All three major US stock indexes ended the session within 1.0 per cent of their record closing highs.

Growth stocks, which outperformed throughout the health crisis, were back in favour, gaining 0.8 per cent, while the value index slipped by 0.5 per cent.

"The market is flip-flopping between the view that economic growth has almost peaked so you need to buy stocks that manufacture their own growth like tech names, versus the view that economic growth will continue and you want to own cyclicals and value names," said David Carter, chief investment officer at Lenox Wealth Advisors in New York.

The number of US workers filing first-time applications for unemployment benefits spiked unexpectedly to 419,000 last week, a two-month high, according to the Labor Department.

Market participants are closely watching labour market indicators for hints as to when the Federal Reserve, expected to convene next week for its two-day monetary policy meeting, will begin discussions about hiking key interest rates from near zero.

"The jobless data today didn't have a meaningful impact on markets or the economic outlook," Carter added.

"It's now all about how much longer the Fed will tolerate low rates.
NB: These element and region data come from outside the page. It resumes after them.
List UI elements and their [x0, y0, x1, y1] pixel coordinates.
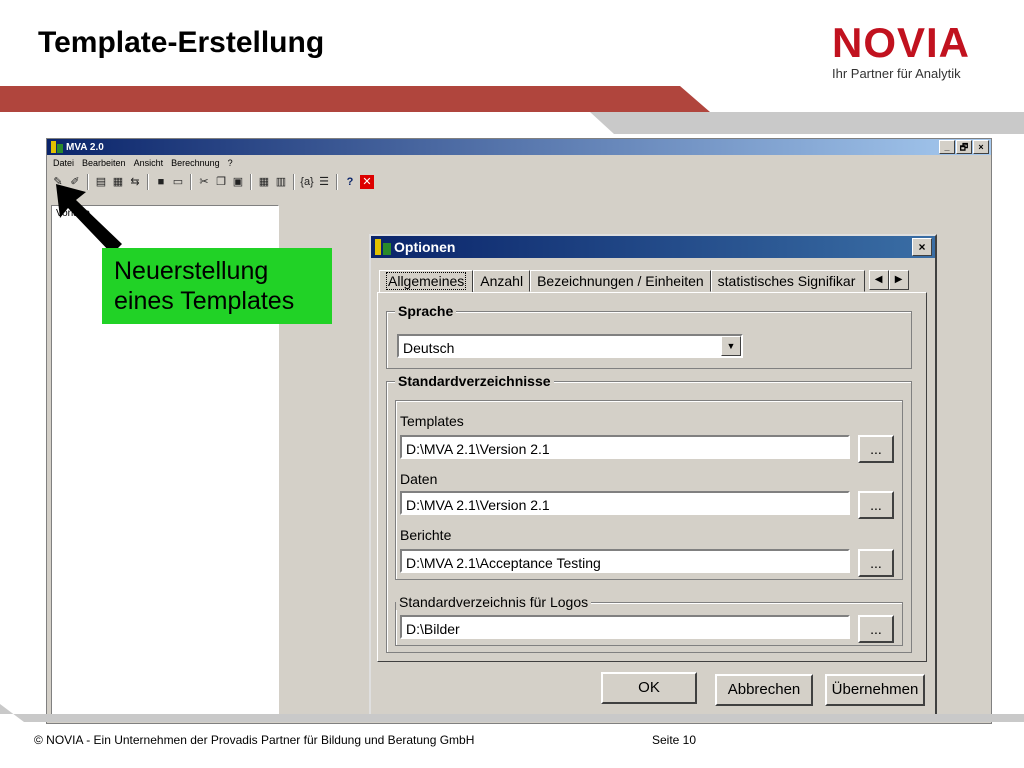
berichte-browse-button[interactable]: ...: [858, 549, 894, 577]
calculator-icon[interactable]: ▦: [257, 175, 271, 189]
logos-label: Standardverzeichnis für Logos: [396, 594, 592, 610]
dialog-close-button[interactable]: ×: [912, 238, 932, 256]
list-icon[interactable]: ☰: [317, 175, 331, 189]
tab-scroll-left-icon[interactable]: ◀: [868, 270, 889, 290]
novia-logo: NOVIA Ihr Partner für Analytik: [832, 22, 997, 92]
help-icon[interactable]: ?: [343, 175, 357, 189]
logo-tagline: Ihr Partner für Analytik: [832, 66, 961, 81]
move-icon[interactable]: ⇆: [128, 175, 142, 189]
restore-button[interactable]: 🗗: [956, 140, 972, 154]
toolbar: ✎ ✐ ▤ ▦ ⇆ ■ ▭ ✂ ❐ ▣ ▦ ▥ {a} ☰ ? ✕: [47, 171, 991, 193]
dialog-title: Optionen: [394, 239, 456, 255]
logos-path-input[interactable]: D:\Bilder: [400, 615, 850, 639]
templates-path-input[interactable]: D:\MVA 2.1\Version 2.1: [400, 435, 850, 459]
dialog-titlebar: Optionen ×: [371, 236, 935, 258]
slide-title: Template-Erstellung: [38, 26, 325, 59]
app-title: MVA 2.0: [66, 141, 104, 153]
menu-bar: Datei Bearbeiten Ansicht Berechnung ?: [47, 155, 991, 171]
tab-strip: Allgemeines Anzahl Bezeichnungen / Einhe…: [379, 270, 909, 292]
berichte-label: Berichte: [400, 527, 452, 543]
ok-button[interactable]: OK: [601, 672, 697, 704]
tab-panel-allgemeines: Sprache Deutsch ▼ Standardverzeichnisse …: [377, 292, 927, 662]
logos-subgroup: Standardverzeichnis für Logos D:\Bilder …: [395, 594, 903, 646]
apply-button[interactable]: Übernehmen: [825, 674, 925, 706]
footer-copyright: © NOVIA - Ein Unternehmen der Provadis P…: [34, 733, 475, 747]
menu-help[interactable]: ?: [228, 158, 233, 168]
cut-icon[interactable]: ✂: [197, 175, 211, 189]
app-titlebar: MVA 2.0 _ 🗗 ×: [47, 139, 991, 155]
print-icon[interactable]: ▭: [171, 175, 185, 189]
directories-subgroup: Templates D:\MVA 2.1\Version 2.1 ... Dat…: [395, 400, 903, 580]
menu-datei[interactable]: Datei: [53, 158, 74, 168]
header-red-bar: [0, 86, 710, 112]
tab-scroll-right-icon[interactable]: ▶: [888, 270, 909, 290]
menu-ansicht[interactable]: Ansicht: [134, 158, 164, 168]
flag-icon[interactable]: ✕: [360, 175, 374, 189]
daten-browse-button[interactable]: ...: [858, 491, 894, 519]
tab-anzahl[interactable]: Anzahl: [473, 270, 531, 292]
menu-berechnung[interactable]: Berechnung: [171, 158, 220, 168]
paste-icon[interactable]: ▣: [231, 175, 245, 189]
logo-word: NOVIA: [832, 19, 971, 66]
daten-label: Daten: [400, 471, 438, 487]
bar-chart-icon[interactable]: ▥: [274, 175, 288, 189]
berichte-path-input[interactable]: D:\MVA 2.1\Acceptance Testing: [400, 549, 850, 573]
copy-icon[interactable]: ❐: [214, 175, 228, 189]
tab-bezeichnungen[interactable]: Bezeichnungen / Einheiten: [530, 270, 711, 292]
logos-browse-button[interactable]: ...: [858, 615, 894, 643]
callout-line1: Neuerstellung: [114, 257, 269, 285]
templates-label: Templates: [400, 413, 464, 429]
daten-path-input[interactable]: D:\MVA 2.1\Version 2.1: [400, 491, 850, 515]
app-icon: [51, 141, 63, 153]
callout-line2: eines Templates: [114, 287, 295, 315]
close-button[interactable]: ×: [973, 140, 989, 154]
minimize-button[interactable]: _: [939, 140, 955, 154]
header-gray-bar: [590, 112, 1024, 134]
templates-browse-button[interactable]: ...: [858, 435, 894, 463]
cancel-button[interactable]: Abbrechen: [715, 674, 813, 706]
menu-bearbeiten[interactable]: Bearbeiten: [82, 158, 126, 168]
page-number: Seite 10: [652, 733, 697, 747]
chevron-down-icon[interactable]: ▼: [721, 336, 741, 356]
options-dialog: Optionen × Allgemeines Anzahl Bezeichnun…: [369, 234, 937, 722]
footer-gray-bar: [0, 704, 1024, 722]
sprache-group: Sprache Deutsch ▼: [386, 303, 912, 369]
dialog-icon: [375, 239, 391, 255]
tab-allgemeines[interactable]: Allgemeines: [379, 270, 474, 292]
standardverzeichnisse-label: Standardverzeichnisse: [395, 373, 554, 389]
standardverzeichnisse-group: Standardverzeichnisse Templates D:\MVA 2…: [386, 373, 912, 653]
language-select[interactable]: Deutsch: [397, 334, 743, 358]
save-icon[interactable]: ■: [154, 175, 168, 189]
callout-box: Neuerstellung eines Templates: [102, 248, 332, 324]
formula-icon[interactable]: {a}: [300, 175, 314, 189]
sprache-label: Sprache: [395, 303, 457, 319]
tab-statistisches[interactable]: statistisches Signifikar: [710, 270, 865, 292]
The Fed seems to be favouring its full employment mandate more than its price stability mandate."

"Accordingly, the upcoming Fed meeting could be impactful," Carter said.
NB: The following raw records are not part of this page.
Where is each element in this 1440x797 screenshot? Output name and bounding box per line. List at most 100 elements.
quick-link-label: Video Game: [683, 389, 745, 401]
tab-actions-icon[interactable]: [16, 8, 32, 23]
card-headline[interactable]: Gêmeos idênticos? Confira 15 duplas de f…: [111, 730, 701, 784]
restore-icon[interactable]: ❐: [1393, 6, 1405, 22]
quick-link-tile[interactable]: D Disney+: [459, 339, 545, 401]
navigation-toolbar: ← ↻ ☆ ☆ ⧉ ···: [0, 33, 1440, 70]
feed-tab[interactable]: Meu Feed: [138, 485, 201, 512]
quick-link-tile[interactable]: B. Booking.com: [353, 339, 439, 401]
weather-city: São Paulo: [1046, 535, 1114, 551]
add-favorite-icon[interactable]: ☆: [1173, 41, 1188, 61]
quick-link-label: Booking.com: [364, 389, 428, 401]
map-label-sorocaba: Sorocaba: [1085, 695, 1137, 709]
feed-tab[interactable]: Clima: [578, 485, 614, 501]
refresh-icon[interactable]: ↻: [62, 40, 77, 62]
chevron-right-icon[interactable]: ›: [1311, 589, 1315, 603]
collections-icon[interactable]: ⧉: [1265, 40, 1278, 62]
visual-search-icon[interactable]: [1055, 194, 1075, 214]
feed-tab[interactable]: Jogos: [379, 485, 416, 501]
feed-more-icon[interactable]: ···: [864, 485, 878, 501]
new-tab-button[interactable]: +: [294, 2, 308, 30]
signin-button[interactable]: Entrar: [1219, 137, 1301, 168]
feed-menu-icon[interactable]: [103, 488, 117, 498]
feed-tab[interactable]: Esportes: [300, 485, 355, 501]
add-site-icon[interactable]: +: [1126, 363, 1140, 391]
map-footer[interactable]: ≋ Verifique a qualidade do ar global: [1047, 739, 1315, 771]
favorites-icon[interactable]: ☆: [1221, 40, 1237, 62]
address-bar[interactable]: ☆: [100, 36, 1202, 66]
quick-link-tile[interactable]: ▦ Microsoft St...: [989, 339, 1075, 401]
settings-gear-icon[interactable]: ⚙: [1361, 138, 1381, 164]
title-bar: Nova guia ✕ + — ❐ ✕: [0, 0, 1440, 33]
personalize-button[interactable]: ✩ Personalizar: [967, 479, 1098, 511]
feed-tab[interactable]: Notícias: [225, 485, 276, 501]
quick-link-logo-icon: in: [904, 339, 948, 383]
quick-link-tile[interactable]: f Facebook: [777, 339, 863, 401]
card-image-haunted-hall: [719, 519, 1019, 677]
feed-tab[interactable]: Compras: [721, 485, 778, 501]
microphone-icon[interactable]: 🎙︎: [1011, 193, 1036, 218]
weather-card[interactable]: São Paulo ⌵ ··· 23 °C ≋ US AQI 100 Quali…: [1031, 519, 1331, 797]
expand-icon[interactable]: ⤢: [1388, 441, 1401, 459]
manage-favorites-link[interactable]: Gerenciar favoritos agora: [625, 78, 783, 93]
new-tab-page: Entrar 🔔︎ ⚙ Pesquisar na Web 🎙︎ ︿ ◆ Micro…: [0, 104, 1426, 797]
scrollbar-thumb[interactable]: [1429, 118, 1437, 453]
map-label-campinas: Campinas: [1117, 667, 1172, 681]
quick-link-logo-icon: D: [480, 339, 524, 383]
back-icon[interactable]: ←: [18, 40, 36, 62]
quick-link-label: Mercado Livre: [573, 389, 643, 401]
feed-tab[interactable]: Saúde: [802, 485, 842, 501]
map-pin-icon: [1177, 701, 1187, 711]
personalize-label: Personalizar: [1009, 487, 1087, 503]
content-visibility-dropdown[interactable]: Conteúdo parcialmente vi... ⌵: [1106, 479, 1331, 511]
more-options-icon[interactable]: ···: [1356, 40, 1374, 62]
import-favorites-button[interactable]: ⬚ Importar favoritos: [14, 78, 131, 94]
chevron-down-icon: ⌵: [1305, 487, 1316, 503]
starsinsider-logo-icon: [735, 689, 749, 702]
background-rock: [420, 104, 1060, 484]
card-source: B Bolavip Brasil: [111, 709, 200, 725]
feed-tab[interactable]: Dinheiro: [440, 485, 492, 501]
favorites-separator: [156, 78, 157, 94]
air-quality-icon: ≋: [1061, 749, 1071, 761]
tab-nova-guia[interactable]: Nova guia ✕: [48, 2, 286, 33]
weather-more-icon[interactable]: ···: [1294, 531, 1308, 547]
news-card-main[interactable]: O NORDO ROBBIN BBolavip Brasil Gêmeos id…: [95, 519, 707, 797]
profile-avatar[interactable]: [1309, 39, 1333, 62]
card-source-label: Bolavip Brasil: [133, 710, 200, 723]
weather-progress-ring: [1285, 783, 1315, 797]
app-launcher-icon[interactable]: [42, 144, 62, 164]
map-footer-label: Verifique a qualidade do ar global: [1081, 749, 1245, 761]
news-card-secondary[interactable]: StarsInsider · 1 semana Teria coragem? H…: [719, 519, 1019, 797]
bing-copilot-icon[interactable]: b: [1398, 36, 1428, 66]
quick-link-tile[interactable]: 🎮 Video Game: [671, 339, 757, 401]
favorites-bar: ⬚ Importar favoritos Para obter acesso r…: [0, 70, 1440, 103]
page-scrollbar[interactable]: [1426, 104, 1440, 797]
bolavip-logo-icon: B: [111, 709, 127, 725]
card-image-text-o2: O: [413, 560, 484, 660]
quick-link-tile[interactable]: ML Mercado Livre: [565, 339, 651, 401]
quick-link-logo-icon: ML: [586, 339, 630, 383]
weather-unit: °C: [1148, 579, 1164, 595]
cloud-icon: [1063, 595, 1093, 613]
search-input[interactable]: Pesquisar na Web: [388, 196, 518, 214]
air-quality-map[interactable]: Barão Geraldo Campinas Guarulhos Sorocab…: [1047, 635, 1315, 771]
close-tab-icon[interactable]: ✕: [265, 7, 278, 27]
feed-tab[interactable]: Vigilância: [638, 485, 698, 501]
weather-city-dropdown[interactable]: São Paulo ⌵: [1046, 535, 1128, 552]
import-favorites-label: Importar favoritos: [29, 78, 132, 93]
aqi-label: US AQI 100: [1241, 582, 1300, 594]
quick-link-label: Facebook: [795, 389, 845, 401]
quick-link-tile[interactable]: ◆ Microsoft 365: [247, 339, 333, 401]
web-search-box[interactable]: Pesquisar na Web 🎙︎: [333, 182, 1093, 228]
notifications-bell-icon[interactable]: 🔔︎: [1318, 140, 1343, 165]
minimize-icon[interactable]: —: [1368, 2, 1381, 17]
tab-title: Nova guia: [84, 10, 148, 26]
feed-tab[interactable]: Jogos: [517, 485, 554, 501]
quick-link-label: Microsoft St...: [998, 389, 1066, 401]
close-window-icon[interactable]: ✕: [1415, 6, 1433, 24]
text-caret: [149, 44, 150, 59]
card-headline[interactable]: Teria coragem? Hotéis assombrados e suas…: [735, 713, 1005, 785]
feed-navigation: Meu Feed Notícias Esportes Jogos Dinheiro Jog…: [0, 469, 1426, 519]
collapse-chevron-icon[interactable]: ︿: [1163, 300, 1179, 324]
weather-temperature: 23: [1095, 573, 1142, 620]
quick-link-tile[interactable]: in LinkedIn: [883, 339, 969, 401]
Benchmark Treasury yields eased after the bid at the largest-ever TIPS auction touched a record low, pressuring rate sensitive banks.

Of the 11 major sectors of the S&P 500, tech was shining brightest, gaining 0.7 per cent.
Energy stocks suffered the largest percentage drop.
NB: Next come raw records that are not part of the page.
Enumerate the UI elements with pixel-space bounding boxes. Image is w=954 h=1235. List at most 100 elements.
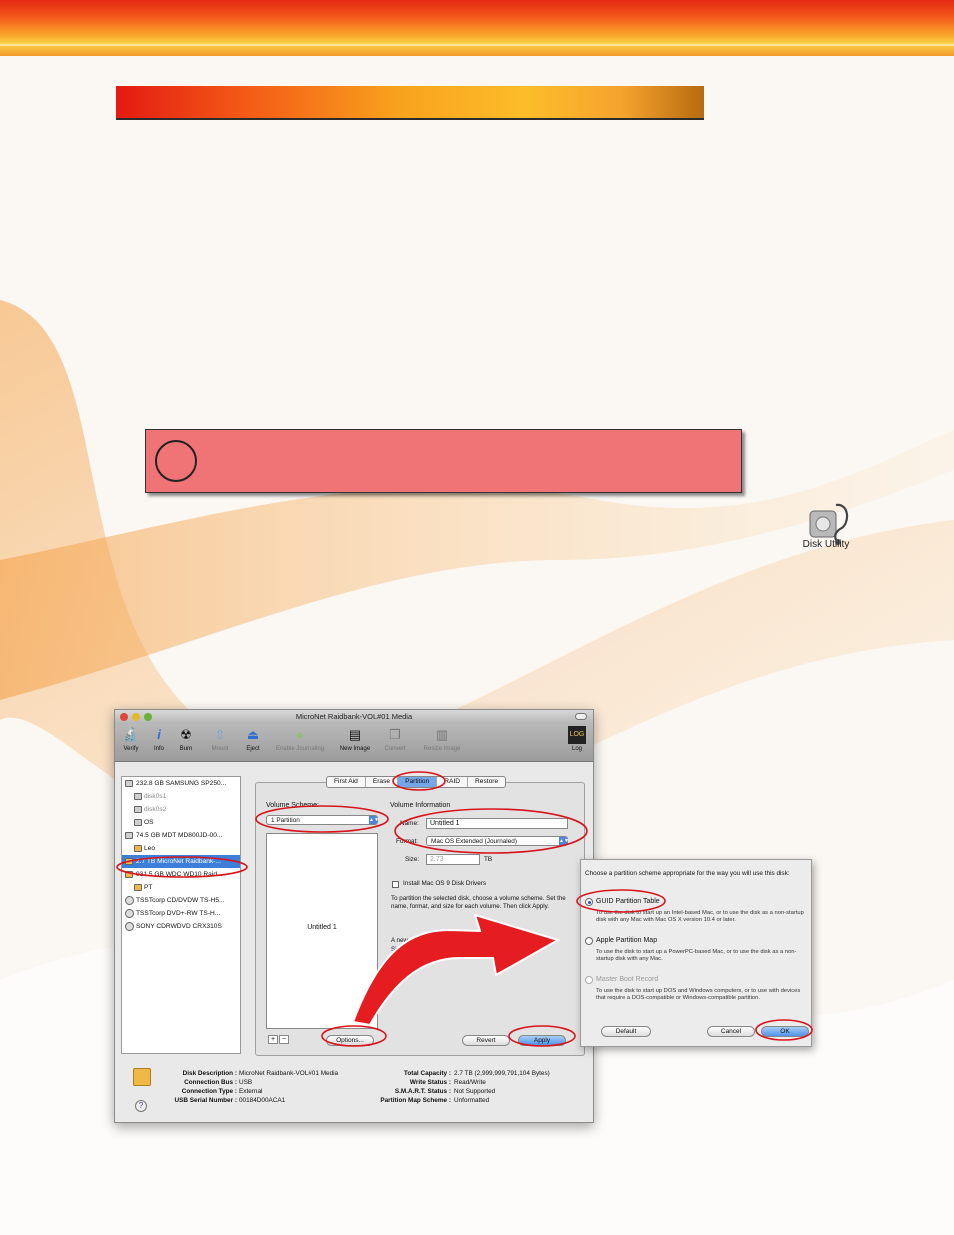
info-key: USB Serial Number : <box>174 1097 237 1104</box>
name-label: Name: <box>400 820 419 827</box>
tab-partition[interactable]: Partition <box>398 777 438 787</box>
convert-icon: ❐ <box>389 727 401 742</box>
tab-erase[interactable]: Erase <box>366 777 399 787</box>
guid-option-description: To use the disk to start up an Intel-bas… <box>596 910 804 923</box>
options-button[interactable]: Options... <box>326 1035 374 1046</box>
master-boot-record-label[interactable]: Master Boot Record <box>596 976 658 983</box>
format-select[interactable]: Mac OS Extended (Journaled) ▲▼ <box>426 836 569 846</box>
volume-scheme-select[interactable]: 1 Partition ▲▼ <box>266 815 379 825</box>
zoom-window-button[interactable] <box>144 713 152 721</box>
format-label: Format: <box>396 838 419 845</box>
warning-callout <box>145 429 742 493</box>
volume-scheme-label: Volume Scheme: <box>266 802 319 809</box>
apply-button[interactable]: Apply <box>518 1035 566 1046</box>
window-titlebar: MicroNet Raidbank-VOL#01 Media <box>115 710 593 724</box>
size-unit: TB <box>484 856 493 863</box>
info-value: Not Supported <box>454 1088 496 1095</box>
help-button[interactable]: ? <box>135 1100 147 1112</box>
info-key: Connection Type : <box>181 1088 237 1095</box>
toolbar: 🔬 Verify i Info ☢ Burn ⇧ Mount ⏏ Eject ● Enabl… <box>115 724 593 762</box>
info-key: Partition Map Scheme : <box>380 1097 451 1104</box>
apple-partition-map-radio[interactable] <box>585 937 593 945</box>
optical-drive-item[interactable]: TSSTcorp CD/DVDW TS-H5... <box>122 894 240 907</box>
volume-icon <box>134 884 142 891</box>
optical-drive-item[interactable]: TSSTcorp DVD+-RW TS-H... <box>122 907 240 920</box>
volume-item[interactable]: Leo <box>122 842 240 855</box>
info-key: Connection Bus : <box>184 1079 237 1086</box>
partition-options-dialog: Choose a partition scheme appropriate fo… <box>580 859 812 1047</box>
new-image-icon: ▤ <box>348 727 362 742</box>
new-image-button[interactable]: ▤ New Image <box>335 726 375 752</box>
popup-arrows-icon: ▲▼ <box>559 837 569 845</box>
info-value: Unformatted <box>454 1097 490 1104</box>
external-disk-icon <box>125 871 133 878</box>
add-partition-button[interactable]: + <box>268 1035 278 1044</box>
size-field[interactable]: 2.73 <box>426 854 480 865</box>
disk-item-selected[interactable]: 2.7 TB MicroNet Raidbank-... <box>122 855 240 868</box>
external-disk-icon <box>133 1068 151 1086</box>
ok-button[interactable]: OK <box>761 1026 809 1037</box>
volume-item[interactable]: disk0s1 <box>122 790 240 803</box>
tab-raid[interactable]: RAID <box>437 777 469 787</box>
info-key: Disk Description : <box>182 1070 237 1077</box>
guid-radio[interactable] <box>585 898 593 906</box>
info-key: Write Status : <box>409 1079 451 1086</box>
partition-label: Untitled 1 <box>307 924 337 931</box>
volume-information-label: Volume Information <box>390 802 451 809</box>
disk-utility-window: MicroNet Raidbank-VOL#01 Media 🔬 Verify i… <box>114 709 594 1123</box>
info-value: MicroNet Raidbank-VOL#01 Media <box>239 1070 339 1077</box>
convert-button[interactable]: ❐ Convert <box>375 726 415 752</box>
info-value: 2.7 TB (2,999,999,791,104 Bytes) <box>454 1070 550 1077</box>
volume-icon <box>134 819 142 826</box>
disk-item[interactable]: 74.5 GB MDT MD800JD-00... <box>122 829 240 842</box>
warning-circle-icon <box>155 440 197 482</box>
burn-icon: ☢ <box>180 727 192 742</box>
new-volume-text: A new volume will be <box>391 937 449 944</box>
enable-journaling-button[interactable]: ● Enable Journaling <box>265 726 335 752</box>
name-field[interactable]: Untitled 1 <box>426 818 568 829</box>
resize-image-icon: ▥ <box>435 727 449 742</box>
new-volume-size: Size: 2.7 TB <box>391 946 425 953</box>
log-icon: LOG <box>568 726 586 744</box>
revert-button[interactable]: Revert <box>462 1035 510 1046</box>
master-boot-record-radio[interactable] <box>585 976 593 984</box>
apple-partition-map-label[interactable]: Apple Partition Map <box>596 937 657 944</box>
disk-item[interactable]: 232.8 GB SAMSUNG SP250... <box>122 777 240 790</box>
optical-disc-icon <box>125 896 134 905</box>
info-value: Read/Write <box>454 1079 486 1086</box>
tab-restore[interactable]: Restore <box>468 777 505 787</box>
info-value: USB <box>239 1079 253 1086</box>
partition-layout-map[interactable]: Untitled 1 <box>266 833 378 1029</box>
cancel-button[interactable]: Cancel <box>707 1026 755 1037</box>
install-drivers-checkbox[interactable] <box>392 881 399 888</box>
tab-first-aid[interactable]: First Aid <box>327 777 366 787</box>
toolbar-toggle-button[interactable] <box>575 713 587 720</box>
volume-item[interactable]: PT <box>122 881 240 894</box>
default-button[interactable]: Default <box>601 1026 651 1037</box>
header-banner <box>0 0 954 56</box>
info-key: Total Capacity : <box>403 1070 451 1077</box>
remove-partition-button[interactable]: − <box>279 1035 289 1044</box>
mount-icon: ⇧ <box>214 727 226 742</box>
log-button[interactable]: LOG Log <box>557 726 597 752</box>
partition-instructions: To partition the selected disk, choose a… <box>391 895 566 910</box>
close-window-button[interactable] <box>120 713 128 721</box>
volume-item[interactable]: disk0s2 <box>122 803 240 816</box>
volume-icon <box>134 793 142 800</box>
volume-icon <box>134 806 142 813</box>
apple-partition-map-description: To use the disk to start up a PowerPC-ba… <box>596 949 797 962</box>
disk-item[interactable]: 931.5 GB WDC WD10 Raid... <box>122 868 240 881</box>
hard-disk-icon <box>125 780 133 787</box>
volume-item[interactable]: OS <box>122 816 240 829</box>
dialog-prompt: Choose a partition scheme appropriate fo… <box>585 870 790 877</box>
info-value: External <box>239 1088 263 1095</box>
window-title: MicroNet Raidbank-VOL#01 Media <box>295 712 413 721</box>
guid-option-label[interactable]: GUID Partition Table <box>596 898 660 905</box>
disk-utility-label: Disk Utility <box>802 539 850 550</box>
optical-drive-item[interactable]: SONY CDRWDVD CRX310S <box>122 920 240 933</box>
optical-disc-icon <box>125 922 134 931</box>
resize-image-button[interactable]: ▥ Resize Image <box>417 726 467 752</box>
minimize-window-button[interactable] <box>132 713 140 721</box>
info-value: 00184D00ACA1 <box>239 1097 286 1104</box>
journal-icon: ● <box>296 727 304 742</box>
The second-quarter reporting season barrelled ahead at full-throttle, with 104 of the companies in the S&P 500 having reported.

Of those, 88 per cent have beaten consensus estimates, according to Refinitiv.

Drug maker Biogen Inc gained 1.1 per cent after hiking its full-year revenue guidance while Domino's Pizza Inc surged 14.6 per cent to an all-time high on the heels of its quarterly report.

Southwest Airlines Co posted a bigger than expected quarterly loss, sending its stock down 3.5 per cent, and American Airlines Group Inc dipped 1.1 per cent even after reporting a quarterly profit.

The S&P 1500 Airlines index ended the session off 1.7 per cent.

Shares of Texas Instruments Inc slid 5.3 per cent after its current-quarter revenue forecast cast concerns as to whether the company will be able to meet spiking demand in the face of a global semiconductor shortage.

The Philadelphia SE Semiconductor index ended the session down 0.9 per cent.

Chipmaker Intel Corp slipped more than 1.0 per cent in extended trading after the chipmaker posted results and raised its annual revenue forecast.